Lo stile è un passaggio che ciascun autore percorre, può in qualche modo divenire un vincolo?
«Per me è il vero tratto distintivo della scrittura. Il tono, la voce di un autore. Ciò che attacca alla pagine, che mi tiene incollato ad esse, indipendentemente dalla storia e dalla trama. Se sento l’autore, se riesce a parlarmi, sussurrando cose dentro le mie orecchie, chiedendomi di diventare suo complice per la durata di due o trecento pagine, allora un libro mi piace davvero. In caso contrario, lo leggo. Lo stile non è un vincolo ma un patto, un patto tacito tra l’autore e il lettore. Senza questo patto, non c’è libro. Senza una sintonia vera tra la voce che racconta e quella che ascolta (leggendo), i libri si assomigliano tutti: scadono in una banalità e in una mediocrità che la critica letteraria, ammesso che ne esista ancora una, farebbe bene a individuare con maggiore ferocia e nettezza. Un libro brutto è brutto, non ci sono vie di mezzo».
In quale misura crede che la letteratura oggi riesca ad incidere nella società e con quale forza lo scrivere costituisca un gesto politico?
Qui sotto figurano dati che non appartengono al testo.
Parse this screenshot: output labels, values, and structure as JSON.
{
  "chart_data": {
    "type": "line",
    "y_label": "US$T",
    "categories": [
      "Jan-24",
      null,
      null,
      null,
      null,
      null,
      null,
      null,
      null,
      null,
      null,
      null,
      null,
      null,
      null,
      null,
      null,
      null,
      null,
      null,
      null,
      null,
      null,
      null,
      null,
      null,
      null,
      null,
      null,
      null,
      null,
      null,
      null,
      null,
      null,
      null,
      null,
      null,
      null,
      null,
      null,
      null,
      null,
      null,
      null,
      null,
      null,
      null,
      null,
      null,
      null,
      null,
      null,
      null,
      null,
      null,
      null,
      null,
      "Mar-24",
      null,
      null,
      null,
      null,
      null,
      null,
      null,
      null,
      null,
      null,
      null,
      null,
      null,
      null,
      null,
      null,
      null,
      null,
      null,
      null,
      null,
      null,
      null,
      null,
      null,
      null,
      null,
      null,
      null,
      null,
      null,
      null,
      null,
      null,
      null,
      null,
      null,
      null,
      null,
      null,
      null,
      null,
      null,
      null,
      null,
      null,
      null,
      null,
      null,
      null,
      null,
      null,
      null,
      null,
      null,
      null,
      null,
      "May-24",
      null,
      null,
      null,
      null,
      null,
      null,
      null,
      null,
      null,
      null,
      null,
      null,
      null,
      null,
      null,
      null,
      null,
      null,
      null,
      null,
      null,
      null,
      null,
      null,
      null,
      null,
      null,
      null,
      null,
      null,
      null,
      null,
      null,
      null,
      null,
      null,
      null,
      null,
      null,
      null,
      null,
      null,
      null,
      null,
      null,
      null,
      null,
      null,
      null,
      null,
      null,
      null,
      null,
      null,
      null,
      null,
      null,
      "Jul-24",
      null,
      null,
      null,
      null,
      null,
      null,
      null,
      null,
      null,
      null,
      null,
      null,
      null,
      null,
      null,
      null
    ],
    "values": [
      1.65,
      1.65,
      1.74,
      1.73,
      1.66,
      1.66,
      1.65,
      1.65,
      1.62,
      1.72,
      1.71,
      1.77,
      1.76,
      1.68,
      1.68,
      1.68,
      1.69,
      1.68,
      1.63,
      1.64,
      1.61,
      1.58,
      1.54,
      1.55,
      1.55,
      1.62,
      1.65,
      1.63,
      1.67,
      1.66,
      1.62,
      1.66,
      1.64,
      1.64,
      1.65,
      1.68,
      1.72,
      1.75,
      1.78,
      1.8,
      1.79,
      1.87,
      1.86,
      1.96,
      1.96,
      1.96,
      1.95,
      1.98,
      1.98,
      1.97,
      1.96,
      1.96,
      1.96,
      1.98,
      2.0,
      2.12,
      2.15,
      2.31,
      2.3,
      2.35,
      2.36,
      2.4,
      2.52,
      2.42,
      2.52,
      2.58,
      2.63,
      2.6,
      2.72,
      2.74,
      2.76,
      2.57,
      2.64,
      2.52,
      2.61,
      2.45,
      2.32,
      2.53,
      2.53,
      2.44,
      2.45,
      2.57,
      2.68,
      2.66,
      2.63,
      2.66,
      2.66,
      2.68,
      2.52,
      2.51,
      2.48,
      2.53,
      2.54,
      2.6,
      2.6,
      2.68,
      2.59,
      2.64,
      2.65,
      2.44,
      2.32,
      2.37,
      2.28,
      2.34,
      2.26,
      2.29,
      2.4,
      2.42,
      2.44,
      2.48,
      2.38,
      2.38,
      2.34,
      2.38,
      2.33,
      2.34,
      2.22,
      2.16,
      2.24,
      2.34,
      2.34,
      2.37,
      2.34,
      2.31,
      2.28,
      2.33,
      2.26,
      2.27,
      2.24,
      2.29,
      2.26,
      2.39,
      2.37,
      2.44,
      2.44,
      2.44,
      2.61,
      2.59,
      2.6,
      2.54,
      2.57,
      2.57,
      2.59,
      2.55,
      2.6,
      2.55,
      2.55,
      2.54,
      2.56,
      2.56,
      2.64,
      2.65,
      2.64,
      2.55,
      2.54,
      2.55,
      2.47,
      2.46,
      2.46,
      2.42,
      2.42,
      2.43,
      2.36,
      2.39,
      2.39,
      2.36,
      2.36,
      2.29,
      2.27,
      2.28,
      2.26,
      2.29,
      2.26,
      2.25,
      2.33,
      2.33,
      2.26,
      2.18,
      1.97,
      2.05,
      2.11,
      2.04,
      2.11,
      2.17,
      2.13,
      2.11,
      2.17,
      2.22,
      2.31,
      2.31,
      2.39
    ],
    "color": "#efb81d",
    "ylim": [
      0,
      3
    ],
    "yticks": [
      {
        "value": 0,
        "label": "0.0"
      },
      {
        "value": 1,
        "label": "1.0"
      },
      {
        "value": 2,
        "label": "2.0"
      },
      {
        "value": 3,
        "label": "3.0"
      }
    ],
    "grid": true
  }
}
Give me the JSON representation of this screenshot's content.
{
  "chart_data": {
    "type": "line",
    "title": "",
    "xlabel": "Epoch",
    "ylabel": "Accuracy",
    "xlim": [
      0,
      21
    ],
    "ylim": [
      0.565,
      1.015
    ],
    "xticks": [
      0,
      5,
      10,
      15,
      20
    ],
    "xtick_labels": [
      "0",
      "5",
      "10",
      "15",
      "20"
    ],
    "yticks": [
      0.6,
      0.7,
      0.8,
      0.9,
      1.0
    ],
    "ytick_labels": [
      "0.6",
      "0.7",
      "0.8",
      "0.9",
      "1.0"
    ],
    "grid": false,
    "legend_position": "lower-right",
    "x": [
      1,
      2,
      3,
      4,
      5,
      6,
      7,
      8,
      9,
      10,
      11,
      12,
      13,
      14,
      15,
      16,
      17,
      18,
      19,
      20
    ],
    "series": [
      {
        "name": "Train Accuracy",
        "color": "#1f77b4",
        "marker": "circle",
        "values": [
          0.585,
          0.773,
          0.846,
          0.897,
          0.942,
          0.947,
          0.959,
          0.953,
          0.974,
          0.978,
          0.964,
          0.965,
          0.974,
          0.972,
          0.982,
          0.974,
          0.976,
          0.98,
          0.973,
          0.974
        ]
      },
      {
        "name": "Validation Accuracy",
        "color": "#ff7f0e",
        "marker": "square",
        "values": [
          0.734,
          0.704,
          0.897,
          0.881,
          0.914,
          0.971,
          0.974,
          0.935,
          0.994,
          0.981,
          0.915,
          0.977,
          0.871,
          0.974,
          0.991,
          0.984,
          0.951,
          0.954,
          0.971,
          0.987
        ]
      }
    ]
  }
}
«Magari non politico, ma certamente la letteratura è un gesto civile. Non so credere e non posso credere a un libro diverso da quello a cui l’autore affida, anche implicitamente, un allarme, un grido, una rivoluzione che auspicherebbe venisse fatta. Altrimenti, molto semplicemente, non scriverebbe. Anche in questo caso mi permetto di ricomporre la domanda, ponendola in questi termini: “Perché i romanzi non sono più un atto civile?” Ecco, questo credo sia un punto molto importante. Questo Premio Strega, ad esempio, è pieno di romanzi sui migranti e sul drammatico fenomeno sociale della migrazione dei popoli. Siccome il fenomeno dura ormai da venti anni, viene da chiedersi dov’è stata fino ad ora la letteratura? Perché si è accorta solo adesso che avrebbe potuto recitare un ruolo, in questo gioco al massacro del pensiero civile? Mi viene in mente Il branco, il romanzo che il grande Andrea Carraro pubblicò nel 1994 per Theoria allora di Severino Cesari e Paolo Repetti. Dopo quel romanzo, che parlava di uno stupro di gruppo commesso ai danni di due ragazze tedesche alle porte di Roma, il magazine Anna lanciò una raccolta firme per trasformare lo stupro da reato contro la morale a reato contro la persona. Successe esattamente questo, così è andata. Questa è storia. Oggi il tenore medio della narrativa italiana è improntato al cuore e all’amicizia, all’amore melenso e prodotto in scatola come cioccolatini, piuttosto che al clima, all’alimentazione e ai ricordi dell’infanzia. Come se si avesse timore di occuparsi di queste cose, come se si avesse timore di alzare l’asticella della riflessione. Lo dico con molta amarezza, giacché La rampicante si occupa di trapianti di organo, del trasferimento di una identità da un uomo a un altro, del passaggio dei destini da un palmo all’altro. Il primo romanzo che l’ha fatto, dopo un vuoto incolmabile durato almeno trenta anni».